The back propagation is used in the training of the multi-layer perception to enable it to accurately describe feed forward network. The training of the network may be carried in either of the types of the network training referred to as sequential mode, which is online, per pattern or stochastic, and batch mode which is offline, or per-epoch. The sequential mode has very limited storage for every connection weighted, a presentation order which is very random and per pattern means of updating indicating weight space search as stochastic hence low local minimal risk. It also has the ability to capitalize on any redundancy aspect during the training set; its implementation is also very simple. When the batch mode is used, there is enhanced high learning speed as compared to the sequential mode and it is very simple to parallelize. However, the use of multi-layer perception with activation functions that are not linear present complicated surfaces of error void of any minimum (Gurney, 2003)

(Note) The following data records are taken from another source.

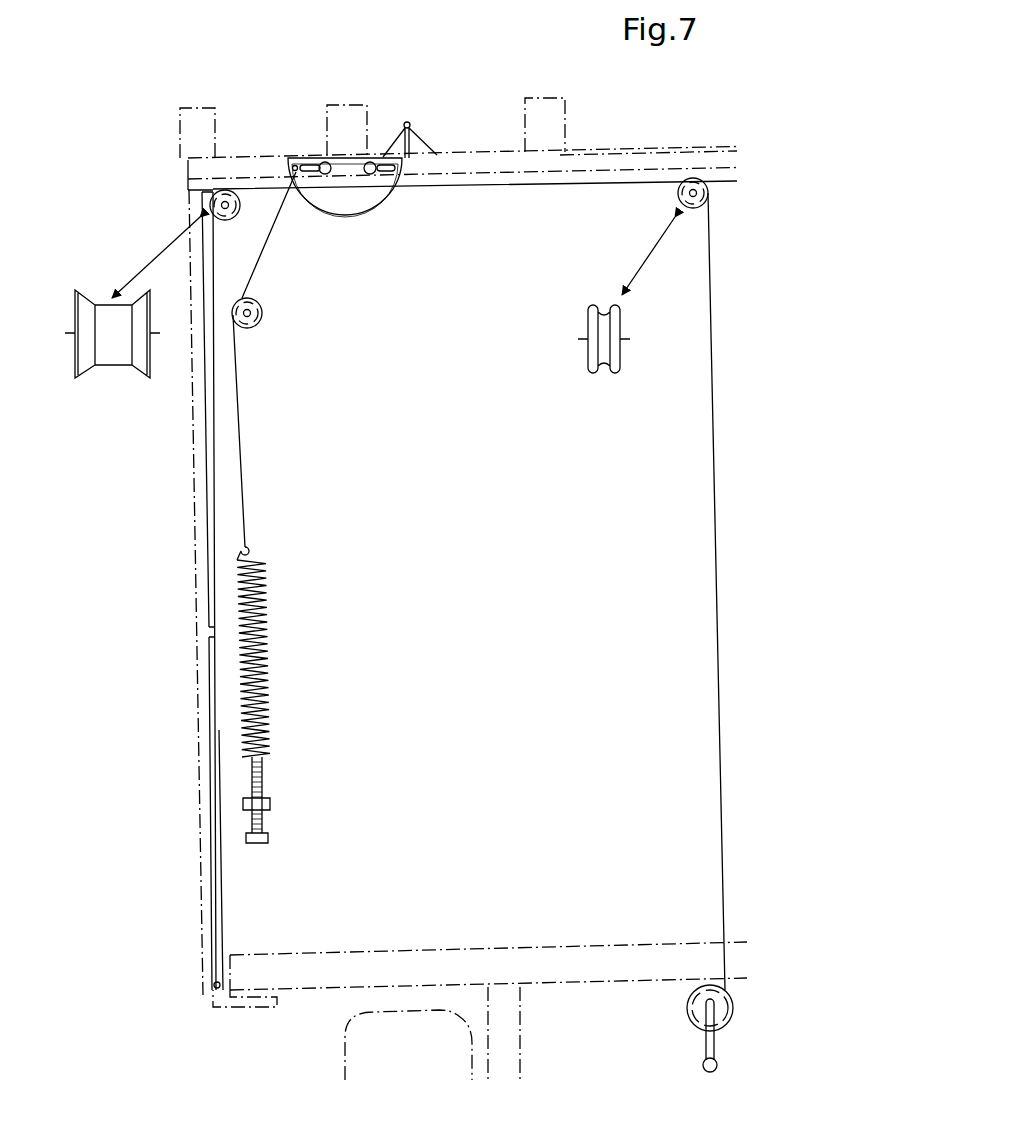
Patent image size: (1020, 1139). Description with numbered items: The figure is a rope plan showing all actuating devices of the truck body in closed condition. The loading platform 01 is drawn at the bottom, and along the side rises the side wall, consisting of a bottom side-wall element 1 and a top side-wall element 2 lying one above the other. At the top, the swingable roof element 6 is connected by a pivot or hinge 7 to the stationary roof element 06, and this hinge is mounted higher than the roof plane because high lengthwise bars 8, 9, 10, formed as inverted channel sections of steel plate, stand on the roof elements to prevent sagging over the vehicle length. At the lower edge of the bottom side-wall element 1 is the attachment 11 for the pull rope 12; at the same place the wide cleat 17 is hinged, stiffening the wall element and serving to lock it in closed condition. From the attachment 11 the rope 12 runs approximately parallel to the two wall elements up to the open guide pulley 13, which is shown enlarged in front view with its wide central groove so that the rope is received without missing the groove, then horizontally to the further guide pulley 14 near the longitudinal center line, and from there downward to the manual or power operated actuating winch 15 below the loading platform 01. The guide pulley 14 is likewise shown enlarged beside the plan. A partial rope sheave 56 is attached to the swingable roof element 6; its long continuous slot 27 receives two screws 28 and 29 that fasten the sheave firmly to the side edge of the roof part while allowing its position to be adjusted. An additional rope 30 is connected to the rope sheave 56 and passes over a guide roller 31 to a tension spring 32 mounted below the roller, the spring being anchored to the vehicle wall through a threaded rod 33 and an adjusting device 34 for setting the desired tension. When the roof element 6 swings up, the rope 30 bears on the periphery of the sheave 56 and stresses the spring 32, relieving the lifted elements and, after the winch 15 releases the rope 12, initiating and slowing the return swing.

The bottom side-wall element 1 is at (207, 750).
The top side-wall element 2 is at (200, 470).
The swingable roof element 6 is at (253, 158).
The stationary roof element 06 is at (632, 157).
The loading platform 01 is at (578, 953).
The pivot or hinge 7 is at (407, 122).
The lengthwise bar 8 is at (190, 108).
The lengthwise bar 9 is at (350, 105).
The lengthwise bar 10 is at (548, 98).
The attachment 11 is at (214, 987).
The pull rope 12 is at (712, 422).
The open guide pulley 13 is at (103, 322).
The guide pulley 14 is at (600, 318).
The actuating winch 15 is at (690, 1013).
The wide cleat 17 is at (233, 1007).
The slot 27 is at (305, 160).
The screw 28 is at (325, 174).
The screw 29 is at (373, 174).
The additional rope 30 is at (265, 275).
The guide roller 31 is at (262, 315).
The tension spring 32 is at (268, 605).
The threaded rod 33 is at (270, 800).
The adjusting device 34 is at (262, 845).
The rope sheave 56 is at (363, 200).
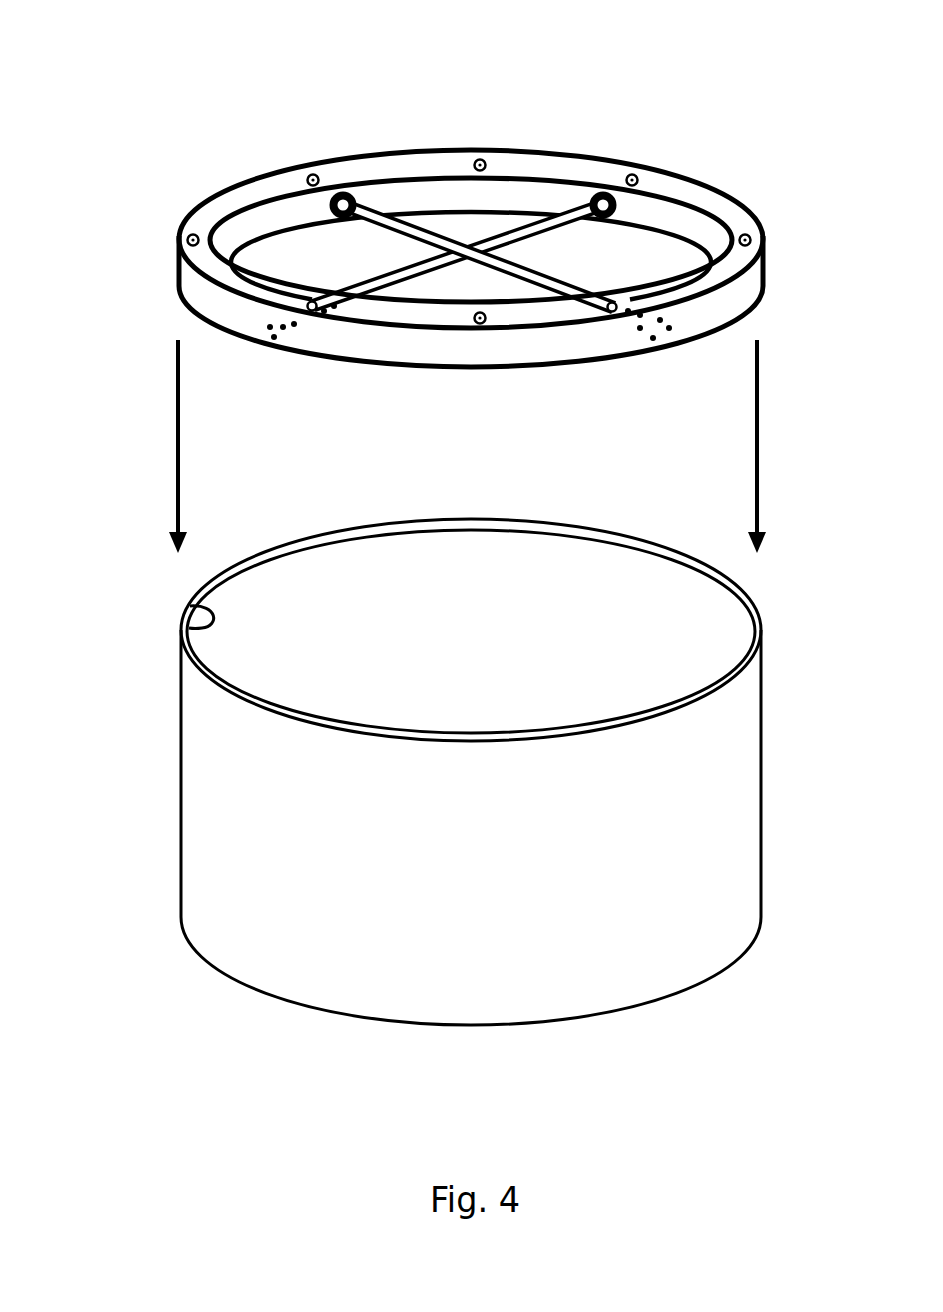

The term random forest is used to describe an ensemble of learning that comprises a bagging of a decision tree that has not been modified or not pruned that also exhibit a randomized identification of features in every split. Decision tree refer to combined individual learners and is popularly adopted in the exploration of data. An example of decision tree is known as CART (classification and regression tree). The random forest integrates the idea of feature selection and bagging which is used in the construction of a group of decision trees with a supervised variation. The random forest is useful in that it builds a learning algorithm that is precise and accurate hence giving a classifier which is accurate, when used on very large or expansive databases it passes over efficiently. A large number of input variables may be used with no deletion of any variable, provides an estimation of the type of variables that may be used in the classification. It also has the ability to initiate internal indiscriminate estimation of the generalization error during the continuation of forest building.it is easy to estimate the data which is missing and retains accuracy should there be a large chunk of missing data, in class population unbalanced data sets, random forests provide effective methods of error balancing. The relationship between classification and the variables are possible to identify easily due to the ability to compute prototypes for the sake of deriving such information. It is easy to cluster, locate outliers and provide vital data information due to the possibilities of proximity computation between pairs of cases. Random forest gives an experimental method that can be used in the identification of interactions between variables.
On the other hand, random forests sometimes over fit in certain datasets that shows regression functionality and noisy classification. It is also clear that humans experience a lot of difficulties in the interpretation of the random forests classification. Of importance to note is the fact that a data set of 200 random forests has been developed so that an intuitive visualization of a model space could be developed.